Unlike many other countries, most online petitions do not count as actual petitions or forms of communication for our provincial, territorial, and federal governments. Letters, emails, and phone calls are all tracked by members of legislative assembly, members of provincial parliament, and members of parliament, particularly if the person contacting them is a resident in their constituency (that’s why we always ask you to include your address and name).
But the online petitions you may sign directed at political leaders may not be as effective as you hope – and it may also be taking you and your co-signers away from action that will result in change. An example is an online petition currently asking for support for Bill C-246; while it does mention writing a letter, many click-to-signers will skip that step thinking they’ve done their part. And in the case of C-246, it is vital that letters get sent to MPs.
Don’t get us wrong – online petitions still have a place in modern Canada.
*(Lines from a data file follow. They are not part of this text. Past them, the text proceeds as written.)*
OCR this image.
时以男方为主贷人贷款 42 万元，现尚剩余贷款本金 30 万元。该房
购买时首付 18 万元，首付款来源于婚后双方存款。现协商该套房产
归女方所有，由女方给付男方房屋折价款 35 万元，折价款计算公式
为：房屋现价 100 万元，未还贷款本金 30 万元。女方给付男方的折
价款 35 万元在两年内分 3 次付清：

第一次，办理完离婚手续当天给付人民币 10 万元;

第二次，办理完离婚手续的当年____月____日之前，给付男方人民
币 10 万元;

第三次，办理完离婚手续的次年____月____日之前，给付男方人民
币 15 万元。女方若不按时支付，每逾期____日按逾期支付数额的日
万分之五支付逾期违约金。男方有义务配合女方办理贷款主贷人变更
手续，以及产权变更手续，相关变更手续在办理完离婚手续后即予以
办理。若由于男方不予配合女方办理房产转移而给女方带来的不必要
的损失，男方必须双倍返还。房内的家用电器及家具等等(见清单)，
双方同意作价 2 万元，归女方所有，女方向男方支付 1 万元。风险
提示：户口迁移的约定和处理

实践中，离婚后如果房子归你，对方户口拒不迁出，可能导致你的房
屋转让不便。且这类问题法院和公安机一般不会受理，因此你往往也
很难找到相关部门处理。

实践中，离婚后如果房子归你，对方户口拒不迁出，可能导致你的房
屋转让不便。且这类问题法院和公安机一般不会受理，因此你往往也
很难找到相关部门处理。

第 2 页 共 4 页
They’re great tools for raising awareness about issues, can attract media attention, and, in the case of businesses, can put a lot of focus on negative ethical practices.
The Government of Canada also introduced their own version of online petitions. They’re more involved, require verification, and an MP to sponsor them – but the benefit is only 500 signatures are needed, and the government is required to provide a formal response to the signees.
Online petitions have, in many ways, changed the face on advocacy. But they do not replace the tried, tested, and true methods of letter writing and phone calls. And their use must always be measured against what will actually help the animals most – not make it easiest for people to feel they've accomplished something.